Türkiye ile Çeçenistan arasındaki ilişkiye değinen ve Türkler ile Çeçenlerin birbirlerine olan güçlü bağından bahseden Şamil Paizvev, şunları söyledi, “Çeçenistan’ın çeçen dansı var. Türkler onu çok seviyorlar. Çeçenistan dağlık bir yer. Oldukça da yeşil bir yer. Çeçenistan’la Türkiye arasında kültürel anlamda benzerlikler var. Çoğu şeylerimiz aynı. Büyüklere saygı, küçüklere sevgi, misafirperverlik gibi anlayışlar Türkiye ile hemen hemen aynı. Bundan dolayı benzerlikler var. Ben Türkiye’ye gelmeden önce çok fazla tanımıyordum, bilmiyordum Türkiye’yi. Tek bildiğim Müslüman olması ve halkının yani Türklerin iyi olması. Ama ben buraya geldim ve çok sevdim. Türkler çok misafirperver, iyi davranıyorlar bize. Hatta bize misafir değilsin sen bizdensin diyorlar.  Bu tür şeyler beni çok mutlu ediyor.”
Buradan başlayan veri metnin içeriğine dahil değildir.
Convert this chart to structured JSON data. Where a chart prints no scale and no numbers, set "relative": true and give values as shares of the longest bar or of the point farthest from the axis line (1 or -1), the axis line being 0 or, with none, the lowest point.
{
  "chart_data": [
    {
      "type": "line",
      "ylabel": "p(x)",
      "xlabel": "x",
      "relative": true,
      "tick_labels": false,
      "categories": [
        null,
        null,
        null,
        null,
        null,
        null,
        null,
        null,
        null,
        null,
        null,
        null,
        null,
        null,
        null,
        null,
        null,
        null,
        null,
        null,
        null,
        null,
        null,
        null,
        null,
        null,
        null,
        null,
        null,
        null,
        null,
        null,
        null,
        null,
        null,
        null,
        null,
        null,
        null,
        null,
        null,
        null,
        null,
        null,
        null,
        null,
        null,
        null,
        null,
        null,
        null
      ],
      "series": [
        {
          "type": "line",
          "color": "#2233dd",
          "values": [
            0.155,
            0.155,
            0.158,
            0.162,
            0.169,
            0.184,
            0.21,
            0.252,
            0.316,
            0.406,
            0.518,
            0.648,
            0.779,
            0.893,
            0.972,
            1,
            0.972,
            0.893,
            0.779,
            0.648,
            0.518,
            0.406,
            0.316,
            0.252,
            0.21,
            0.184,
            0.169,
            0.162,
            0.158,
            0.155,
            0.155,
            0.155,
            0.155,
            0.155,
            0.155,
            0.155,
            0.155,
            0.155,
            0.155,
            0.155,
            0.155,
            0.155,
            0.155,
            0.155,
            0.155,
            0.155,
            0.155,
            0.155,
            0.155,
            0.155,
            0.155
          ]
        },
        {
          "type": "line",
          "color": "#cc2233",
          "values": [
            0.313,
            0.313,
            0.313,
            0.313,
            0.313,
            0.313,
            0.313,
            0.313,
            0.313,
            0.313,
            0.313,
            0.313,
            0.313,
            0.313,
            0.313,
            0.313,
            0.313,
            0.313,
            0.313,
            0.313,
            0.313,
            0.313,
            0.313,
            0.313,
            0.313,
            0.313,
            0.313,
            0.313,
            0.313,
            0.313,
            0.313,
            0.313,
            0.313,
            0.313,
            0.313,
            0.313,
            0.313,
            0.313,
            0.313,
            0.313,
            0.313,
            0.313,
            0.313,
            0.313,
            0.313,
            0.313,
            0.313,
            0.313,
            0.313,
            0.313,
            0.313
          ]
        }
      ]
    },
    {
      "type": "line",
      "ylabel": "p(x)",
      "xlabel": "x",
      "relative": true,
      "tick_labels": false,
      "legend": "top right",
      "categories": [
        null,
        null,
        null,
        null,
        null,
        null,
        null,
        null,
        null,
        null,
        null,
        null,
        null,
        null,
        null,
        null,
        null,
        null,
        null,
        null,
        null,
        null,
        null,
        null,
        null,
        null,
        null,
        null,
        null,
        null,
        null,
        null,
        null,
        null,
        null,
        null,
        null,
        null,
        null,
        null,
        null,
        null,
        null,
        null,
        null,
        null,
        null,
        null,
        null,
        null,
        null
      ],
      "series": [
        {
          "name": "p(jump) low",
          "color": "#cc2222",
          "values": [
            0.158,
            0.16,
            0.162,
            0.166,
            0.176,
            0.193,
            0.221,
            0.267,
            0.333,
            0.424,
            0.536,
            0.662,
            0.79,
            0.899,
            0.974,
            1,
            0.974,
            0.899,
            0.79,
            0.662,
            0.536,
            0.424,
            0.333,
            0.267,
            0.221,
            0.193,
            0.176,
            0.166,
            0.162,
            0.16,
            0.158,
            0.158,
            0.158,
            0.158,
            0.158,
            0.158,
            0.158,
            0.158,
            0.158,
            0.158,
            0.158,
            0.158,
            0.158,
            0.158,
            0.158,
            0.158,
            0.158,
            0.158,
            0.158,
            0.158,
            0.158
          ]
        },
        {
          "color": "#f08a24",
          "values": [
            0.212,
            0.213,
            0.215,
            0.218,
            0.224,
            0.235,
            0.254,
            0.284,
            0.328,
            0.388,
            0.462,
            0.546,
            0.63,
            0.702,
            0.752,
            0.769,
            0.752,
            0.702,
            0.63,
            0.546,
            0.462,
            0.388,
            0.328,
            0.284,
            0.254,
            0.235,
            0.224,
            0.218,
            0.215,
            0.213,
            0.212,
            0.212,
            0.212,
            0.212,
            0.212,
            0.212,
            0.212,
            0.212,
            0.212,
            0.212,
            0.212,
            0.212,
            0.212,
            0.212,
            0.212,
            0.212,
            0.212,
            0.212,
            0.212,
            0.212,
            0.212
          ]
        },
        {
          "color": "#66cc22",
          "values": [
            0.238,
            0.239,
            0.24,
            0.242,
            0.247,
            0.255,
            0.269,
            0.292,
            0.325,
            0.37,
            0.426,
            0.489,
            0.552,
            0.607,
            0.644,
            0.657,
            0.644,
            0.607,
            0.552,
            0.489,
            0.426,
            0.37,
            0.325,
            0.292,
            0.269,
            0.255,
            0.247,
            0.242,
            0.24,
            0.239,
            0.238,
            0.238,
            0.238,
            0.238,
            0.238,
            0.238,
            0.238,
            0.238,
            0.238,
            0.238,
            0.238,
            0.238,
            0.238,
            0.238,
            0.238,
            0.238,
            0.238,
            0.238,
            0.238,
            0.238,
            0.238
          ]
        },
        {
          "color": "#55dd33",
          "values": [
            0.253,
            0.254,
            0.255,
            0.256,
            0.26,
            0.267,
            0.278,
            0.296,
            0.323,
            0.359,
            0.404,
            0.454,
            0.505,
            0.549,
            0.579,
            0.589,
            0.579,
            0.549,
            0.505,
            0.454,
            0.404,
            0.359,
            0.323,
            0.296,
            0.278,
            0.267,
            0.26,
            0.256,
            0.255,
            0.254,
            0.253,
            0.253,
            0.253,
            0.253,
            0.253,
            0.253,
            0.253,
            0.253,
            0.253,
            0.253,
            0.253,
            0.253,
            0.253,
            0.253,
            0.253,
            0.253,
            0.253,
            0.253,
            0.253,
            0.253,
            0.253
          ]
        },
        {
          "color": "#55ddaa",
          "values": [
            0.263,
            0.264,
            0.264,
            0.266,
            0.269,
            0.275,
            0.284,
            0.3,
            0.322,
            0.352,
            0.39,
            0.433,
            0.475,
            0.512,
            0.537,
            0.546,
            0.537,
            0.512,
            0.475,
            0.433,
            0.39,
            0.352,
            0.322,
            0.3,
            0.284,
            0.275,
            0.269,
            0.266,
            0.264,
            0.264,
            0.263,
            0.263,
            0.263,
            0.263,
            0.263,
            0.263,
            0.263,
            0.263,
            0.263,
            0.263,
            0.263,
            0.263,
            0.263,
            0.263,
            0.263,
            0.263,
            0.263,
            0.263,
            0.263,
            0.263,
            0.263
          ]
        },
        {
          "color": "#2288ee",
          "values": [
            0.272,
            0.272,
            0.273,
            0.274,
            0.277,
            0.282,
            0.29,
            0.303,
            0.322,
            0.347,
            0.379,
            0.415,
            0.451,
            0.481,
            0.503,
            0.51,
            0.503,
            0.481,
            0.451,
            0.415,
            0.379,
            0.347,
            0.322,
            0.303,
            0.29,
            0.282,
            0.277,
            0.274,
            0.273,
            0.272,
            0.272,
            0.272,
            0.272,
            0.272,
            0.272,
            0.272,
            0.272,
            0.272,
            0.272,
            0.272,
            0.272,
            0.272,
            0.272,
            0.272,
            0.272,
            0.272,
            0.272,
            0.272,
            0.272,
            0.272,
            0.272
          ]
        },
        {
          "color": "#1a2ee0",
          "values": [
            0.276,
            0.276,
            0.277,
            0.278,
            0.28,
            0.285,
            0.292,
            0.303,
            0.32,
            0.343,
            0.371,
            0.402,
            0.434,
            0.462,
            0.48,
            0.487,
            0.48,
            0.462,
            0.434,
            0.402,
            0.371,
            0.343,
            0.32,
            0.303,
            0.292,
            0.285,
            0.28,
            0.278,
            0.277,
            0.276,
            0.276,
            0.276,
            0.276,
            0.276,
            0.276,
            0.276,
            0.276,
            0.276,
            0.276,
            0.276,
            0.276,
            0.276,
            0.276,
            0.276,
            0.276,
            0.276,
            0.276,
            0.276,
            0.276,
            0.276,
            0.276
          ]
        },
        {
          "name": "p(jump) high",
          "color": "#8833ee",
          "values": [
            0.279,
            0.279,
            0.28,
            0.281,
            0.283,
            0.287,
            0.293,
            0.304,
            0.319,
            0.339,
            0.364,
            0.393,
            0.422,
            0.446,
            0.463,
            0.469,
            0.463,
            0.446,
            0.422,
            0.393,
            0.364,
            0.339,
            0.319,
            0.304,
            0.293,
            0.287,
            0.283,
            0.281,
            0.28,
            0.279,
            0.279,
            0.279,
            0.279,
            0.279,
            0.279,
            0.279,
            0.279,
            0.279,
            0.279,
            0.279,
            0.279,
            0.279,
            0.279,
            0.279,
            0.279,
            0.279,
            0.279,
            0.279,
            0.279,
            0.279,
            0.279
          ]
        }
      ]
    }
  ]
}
ÇEÇENİSTAN’DA RAMAZANLAR ÇOK GÜZEL

Paizvev, Çeçenistan’ın Müslüman bir ülke olduğunu hatırlattı. Şuadan İslam’ın orada güzel bir şekilde yaşandığını herhangi bir baskının olmadığını dile getiren Paizvev, ülkesindeki Ramazan’lara değindi. “Çeçenistan’da Ramazan’ın manevi bir havası vardır” diyen Paizvev, sözlerine şöyle devam etti, “Ramazan’da özellikle büyük bir saygı olur. Büyük bir oranı oruç tutar, hastalıktan filan oruç tutmayanlar olabiliyor. Ama onlar da saygısızlık olmasın diye hiçbir zaman açık açık yemez ve içmezler. Oruç tutan insanlara karşı büyük bir saygı gösterirler. Türkiye’de de hemen hemen böyle. Ezanlar okunurken sessiz olunun. Ramazan’da camiler dolar taşar. Benim yaşadığım yer köy olduğu için çok kalabalık değil. Bu nedenle dışarlar fazla kalabalık olmaz. Herkes evinde ailesiyle birlikte iftar yapar. Ama Ramazan’da ziyaretler artar. Akrabalar, komşular birbirine ziyarete gider, birlikte iftarlar yapılır. Bu mesela Türkiye’de de var. Bizim yemeklerimiz biraz ağır olur. Türkiye’de mesela çorba olur, ana yemek olur sonra tatlı filan oluyor. Bizim orada tek bir yemek olur ama yemek doyurucu ağır bir yemek olur. O şekilde yemek anlamında farklılıklar var.”

ÇEÇENLER VE TÜRKLER KARDEŞTİR

Konya’daki Ramazanlarla ilgili de açıklamalarda bulunan Paizvev, “Ramazan’da Konya’da güzel bir hava hissediyorum. Manevi bir havası oluyor. Akşamları normalde dışarıya çıkmak istemem ama Ramazan’da akşamları iftardan sonra dışarı çıkmak istiyorum. Bir de burada şöyle bir durum var; Buradaki iftarlar, yardımlaşmalar oldukça güzel. İnsanların birbirlerini iftara davet etmeleri, birlikte iftarlar açılması oldukça hoşuma gidiyor. Bu nedenle Ramazan’ları burada çok seviyorum” diye konuştu. Türkler hakkında önemli bir noktaya da değinen Paizvev,  “Bir de benim Türk arkadaşlarım var, bana yabancı gözüyle bakmıyorlar. Kardeş gözüyle bakıyorlar. Çeçenler ve Türkler kardeştir diyorum ben. Bu kardeşliği de burada güzel bir şekilde gördüm” değerlendirmesi yaptı.